By Kate Callahan, Senior Director, Client Services & Engagement
Nestled within the historic Goodyear Tract in South Los Angeles, The Beehive has been transformed from a former industrial site to a thriving hub of community, culture, and sustainability. Spearheaded by SoLa Impact, a real estate firm working to provide the black and Latinx communities of South LA with access to education and affordable housing and demonstrates how adaptive reuse, social impact, and green building standards can converge to create resilient community ecosystems.

Los Angeles, California
Before its redevelopment, the site included warehouses and was used for industrial operations, with much of the infrastructure in a state of disrepair. The space reflected a broader pattern of disinvestment that has historically affected many neighborhoods in South Los Angeles. Most would overlook this space, but SoLa saw what others did not: the potential for adaptive reuse to spark cultural restoration.

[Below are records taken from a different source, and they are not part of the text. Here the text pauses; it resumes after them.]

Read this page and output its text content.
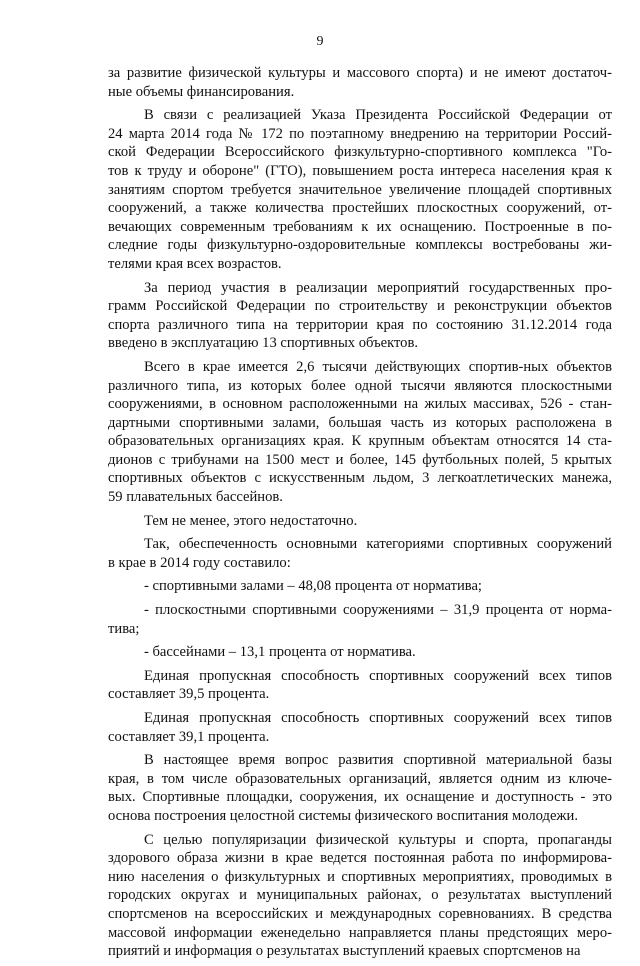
9
за развитие физической культуры и массового спорта) и не имеют достаточ-
ные объемы финансирования.
В связи с реализацией Указа Президента Российской Федерации от
24 марта 2014 года № 172 по поэтапному внедрению на территории Россий-
ской Федерации Всероссийского физкультурно-спортивного комплекса "Го-
тов к труду и обороне" (ГТО), повышением роста интереса населения края к
занятиям спортом требуется значительное увеличение площадей спортивных
сооружений, а также количества простейших плоскостных сооружений, от-
вечающих современным требованиям к их оснащению. Построенные в по-
следние годы физкультурно-оздоровительные комплексы востребованы жи-
телями края всех возрастов.
За период участия в реализации мероприятий государственных про-
грамм Российской Федерации по строительству и реконструкции объектов
спорта различного типа на территории края по состоянию 31.12.2014 года
введено в эксплуатацию 13 спортивных объектов.
Всего в крае имеется 2,6 тысячи действующих спортив-ных объектов
различного типа, из которых более одной тысячи являются плоскостными
сооружениями, в основном расположенными на жилых массивах, 526 - стан-
дартными спортивными залами, большая часть из которых расположена в
образовательных организациях края. К крупным объектам относятся 14 ста-
дионов с трибунами на 1500 мест и более, 145 футбольных полей, 5 крытых
спортивных объектов с искусственным льдом, 3 легкоатлетических манежа,
59 плавательных бассейнов.
Тем не менее, этого недостаточно.
Так, обеспеченность основными категориями спортивных сооружений
в крае в 2014 году составило:
- спортивными залами – 48,08 процента от норматива;
- плоскостными спортивными сооружениями – 31,9 процента от норма-
тива;
- бассейнами – 13,1 процента от норматива.
Единая пропускная способность спортивных сооружений всех типов
составляет 39,5 процента.
Единая пропускная способность спортивных сооружений всех типов
составляет 39,1 процента.
В настоящее время вопрос развития спортивной материальной базы
края, в том числе образовательных организаций, является одним из ключе-
вых. Спортивные площадки, сооружения, их оснащение и доступность - это
основа построения целостной системы физического воспитания молодежи.
С целью популяризации физической культуры и спорта, пропаганды
здорового образа жизни в крае ведется постоянная работа по информирова-
нию населения о физкультурных и спортивных мероприятиях, проводимых в
городских округах и муниципальных районах, о результатах выступлений
спортсменов на всероссийских и международных соревнованиях. В средства
массовой информации еженедельно направляется планы предстоящих меро-
приятий и информация о результатах выступлений краевых спортсменов на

SoLa’s renovation centered on adaptive reuse, conservation, and sustainable design. Much of the original masonry was preserved through seismic retrofitting and sandblasting, exposing the texture and character of the historic brick. New features, including a stormwater management system with bioswales and permeable surfaces, were thoughtfully integrated alongside a pollinator habitat designed in collaboration with Bee People, a local non-profit. Reuse was prioritized throughout the project: reclaimed pallet wood, salvaged fixtures, and custom hardware fabricated by graduates of an on-site welding program gave the space a distinctly personal and regenerative identity.

The Beehive Courtyard
The Beehive’s impact extends beyond its design, as it is now home to California’s first Black-owned craft brewery, a Black-owned art gallery, and a Technology and Entrepreneurship Center. It serves as a cultural venue, hosting Live Nation concerts, community food and art festivals, and small business markets like Black Market Flea. The SoLa Foundation, headquartered on site, offers STEAM education for underserved youth with courses in cybersecurity, e-sports, graphic design, entrepreneurship, and more. Equity and opportunity are built into the foundation of The Beehive.

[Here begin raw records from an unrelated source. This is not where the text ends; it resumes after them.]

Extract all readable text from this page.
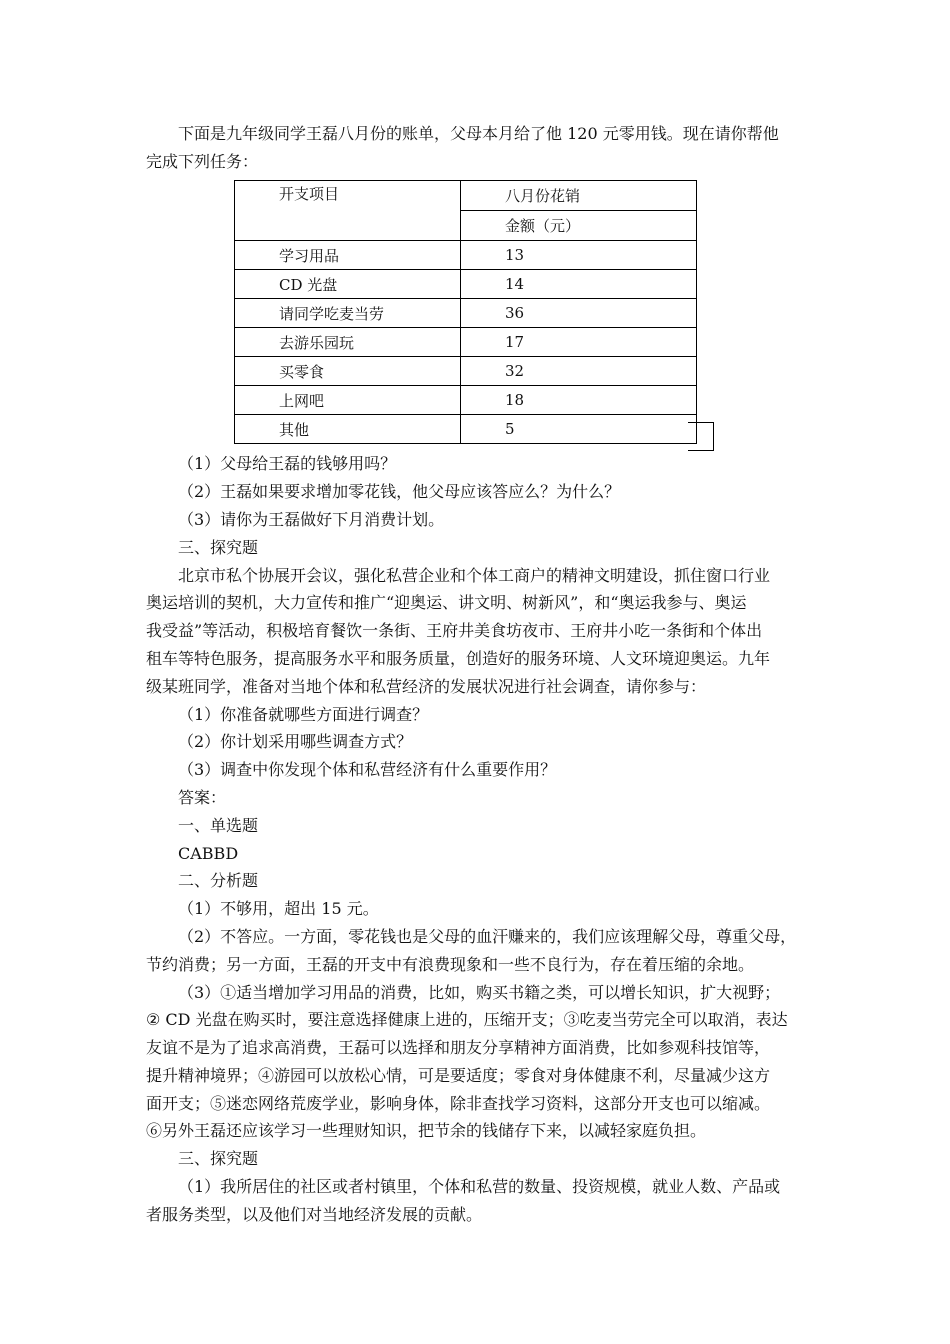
下面是九年级同学王磊八月份的账单，父母本月给了他 120 元零用钱。现在请你帮他
完成下列任务：
开支项目	八月份花销
	金额（元）
学习用品	13
CD 光盘	14
请同学吃麦当劳	36
去游乐园玩	17
买零食	32
上网吧	18
其他	5
（1）父母给王磊的钱够用吗？
（2）王磊如果要求增加零花钱，他父母应该答应么？为什么？
（3）请你为王磊做好下月消费计划。
三、探究题
北京市私个协展开会议，强化私营企业和个体工商户的精神文明建设，抓住窗口行业
奥运培训的契机，大力宣传和推广“迎奥运、讲文明、树新风”，和“奥运我参与、奥运
我受益”等活动，积极培育餐饮一条街、王府井美食坊夜市、王府井小吃一条街和个体出
租车等特色服务，提高服务水平和服务质量，创造好的服务环境、人文环境迎奥运。九年
级某班同学，准备对当地个体和私营经济的发展状况进行社会调查，请你参与：
（1）你准备就哪些方面进行调查？
（2）你计划采用哪些调查方式？
（3）调查中你发现个体和私营经济有什么重要作用？
答案：
一、单选题
CABBD
二、分析题
（1）不够用，超出 15 元。
（2）不答应。一方面，零花钱也是父母的血汗赚来的，我们应该理解父母，尊重父母，
节约消费；另一方面，王磊的开支中有浪费现象和一些不良行为，存在着压缩的余地。
（3）①适当增加学习用品的消费，比如，购买书籍之类，可以增长知识，扩大视野；
② CD 光盘在购买时，要注意选择健康上进的，压缩开支；③吃麦当劳完全可以取消，表达
友谊不是为了追求高消费，王磊可以选择和朋友分享精神方面消费，比如参观科技馆等，
提升精神境界；④游园可以放松心情，可是要适度；零食对身体健康不利，尽量减少这方
面开支；⑤迷恋网络荒废学业，影响身体，除非查找学习资料，这部分开支也可以缩减。
⑥另外王磊还应该学习一些理财知识，把节余的钱储存下来，以减轻家庭负担。
三、探究题
（1）我所居住的社区或者村镇里，个体和私营的数量、投资规模，就业人数、产品或
者服务类型，以及他们对当地经济发展的贡献。
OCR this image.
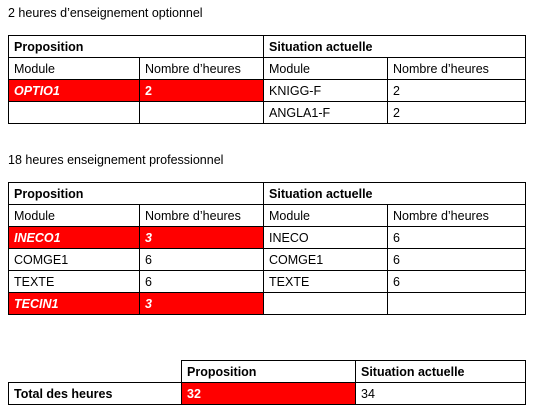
2 heures d’enseignement optionnel
Proposition		Situation actuelle	
Module	Nombre d’heures	Module	Nombre d’heures
OPTIO1	2	KNIGG-F	2
		ANGLA1-F	2
18 heures enseignement professionnel
Proposition		Situation actuelle	
Module	Nombre d’heures	Module	Nombre d’heures
INECO1	3	INECO	6
COMGE1	6	COMGE1	6
TEXTE	6	TEXTE	6
TECIN1	3		
	Proposition	Situation actuelle
Total des heures	32	34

This is the type of innovation the Green Building Initiative’s Activate Community Collaboration to Elevate Sustainable Solutions (ACCESS) program was designed to support. ACCESS provides complimentary Green Globes certification and the expertise of a Green Globes Professional (GGP) to community-benefit projects making measurable social and environmental impact. The Beehive was selected as the 2023 ACCESS recipient for embedding environmental justice, community uplift, and resilient design into every element of the project’s redevelopment. The Beehive achieved Two Green Globes under GBI’s Green Globes for Existing Buildings certification, due to its thoughtful design selections and operations. The project achieved impressive scores throughout the different environmental assessment areas, particularly in Site, Indoor Environmental Quality, Water, and ESG Management.

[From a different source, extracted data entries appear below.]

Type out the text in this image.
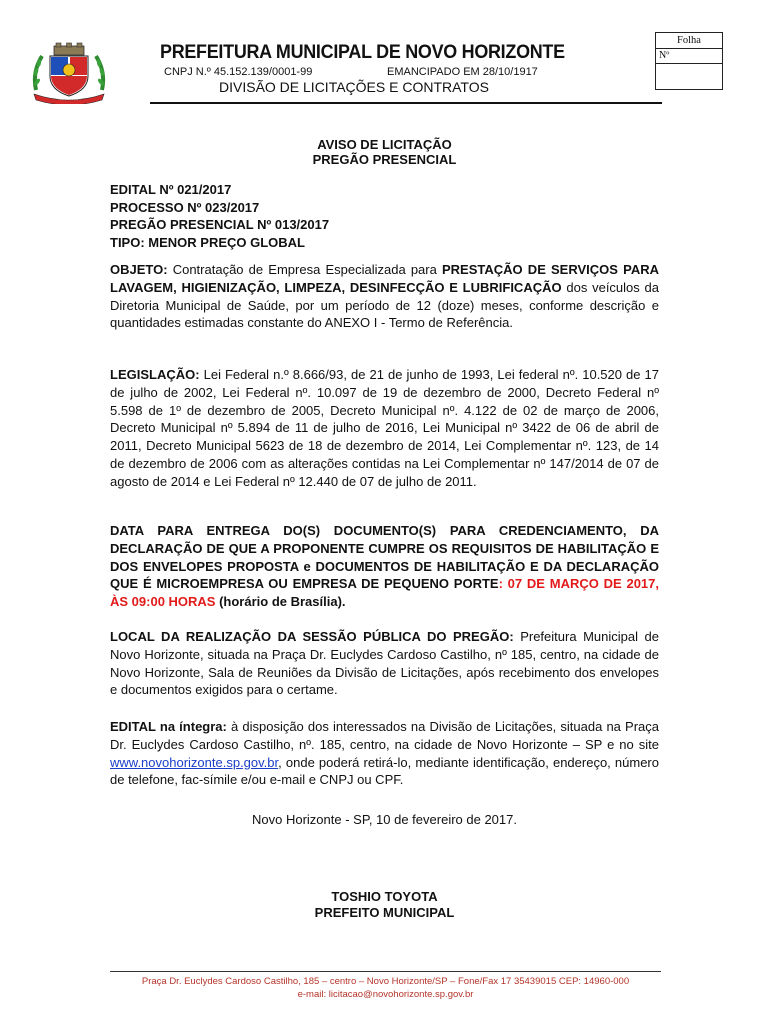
· · · · · · · · · ·
PREFEITURA MUNICIPAL DE NOVO HORIZONTE
CNPJ N.º 45.152.139/0001-99	EMANCIPADO EM 28/10/1917
DIVISÃO DE LICITAÇÕES E CONTRATOS
Folha
Nº
AVISO DE LICITAÇÃO
PREGÃO PRESENCIAL
EDITAL Nº 021/2017
PROCESSO Nº 023/2017
PREGÃO PRESENCIAL Nº 013/2017
TIPO: MENOR PREÇO GLOBAL
OBJETO: Contratação de Empresa Especializada para PRESTAÇÃO DE SERVIÇOS PARA LAVAGEM, HIGIENIZAÇÃO, LIMPEZA, DESINFECÇÃO E LUBRIFICAÇÃO dos veículos da Diretoria Municipal de Saúde, por um período de 12 (doze) meses, conforme descrição e quantidades estimadas constante do ANEXO I - Termo de Referência.
LEGISLAÇÃO: Lei Federal n.º 8.666/93, de 21 de junho de 1993, Lei federal nº. 10.520 de 17 de julho de 2002, Lei Federal nº. 10.097 de 19 de dezembro de 2000, Decreto Federal nº 5.598 de 1º de dezembro de 2005, Decreto Municipal nº. 4.122 de 02 de março de 2006, Decreto Municipal nº 5.894 de 11 de julho de 2016, Lei Municipal nº 3422 de 06 de abril de 2011, Decreto Municipal 5623 de 18 de dezembro de 2014, Lei Complementar nº. 123, de 14 de dezembro de 2006 com as alterações contidas na Lei Complementar nº 147/2014 de 07 de agosto de 2014 e Lei Federal nº 12.440 de 07 de julho de 2011.
DATA PARA ENTREGA DO(S) DOCUMENTO(S) PARA CREDENCIAMENTO, DA DECLARAÇÃO DE QUE A PROPONENTE CUMPRE OS REQUISITOS DE HABILITAÇÃO E DOS ENVELOPES PROPOSTA e DOCUMENTOS DE HABILITAÇÃO E DA DECLARAÇÃO QUE É MICROEMPRESA OU EMPRESA DE PEQUENO PORTE: 07 DE MARÇO DE 2017, ÀS 09:00 HORAS (horário de Brasília).
LOCAL DA REALIZAÇÃO DA SESSÃO PÚBLICA DO PREGÃO: Prefeitura Municipal de Novo Horizonte, situada na Praça Dr. Euclydes Cardoso Castilho, nº 185, centro, na cidade de Novo Horizonte, Sala de Reuniões da Divisão de Licitações, após recebimento dos envelopes e documentos exigidos para o certame.
EDITAL na íntegra: à disposição dos interessados na Divisão de Licitações, situada na Praça Dr. Euclydes Cardoso Castilho, nº. 185, centro, na cidade de Novo Horizonte – SP e no site www.novohorizonte.sp.gov.br, onde poderá retirá-lo, mediante identificação, endereço, número de telefone, fac-símile e/ou e-mail e CNPJ ou CPF.
Novo Horizonte - SP, 10 de fevereiro de 2017.
TOSHIO TOYOTA
PREFEITO MUNICIPAL
Praça Dr. Euclydes Cardoso Castilho, 185 – centro – Novo Horizonte/SP – Fone/Fax 17 35439015 CEP: 14960-000
e-mail: licitacao@novohorizonte.sp.gov.br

The Beehive was GBI’s 2023 ACCESS recipient
From the community-focused stormwater systems to the inclusive programming, The Beehive represents a living example of what sustainable, community-led development can achieve. The hexagonal Beehive sculpture at the center of the campus embodies these values – resilience, diversity, and unity. The Beehive is more than a successful redevelopment; it’s a testament to the power of resilience, both structural and social. In the built environment, resilience is designing spaces that withstand environmental, economic, and social stressors while continuing to serve their communities. At The Beehive, that concept is lived out daily – restored masonry stands as a physical reminder of endurance, while the campus itself adapts to meet evolving community needs. That same resilience is mirrored in the people The Beehive serves. When buildings are created or reimagined with care, intention, and equity in mind, they don’t simply last, they also uplift. The Beehive shows that resilient design and community resilience are not parallel goals, but deeply intertwined – both rooted in the belief that places and people can thrive when allowed to grow together.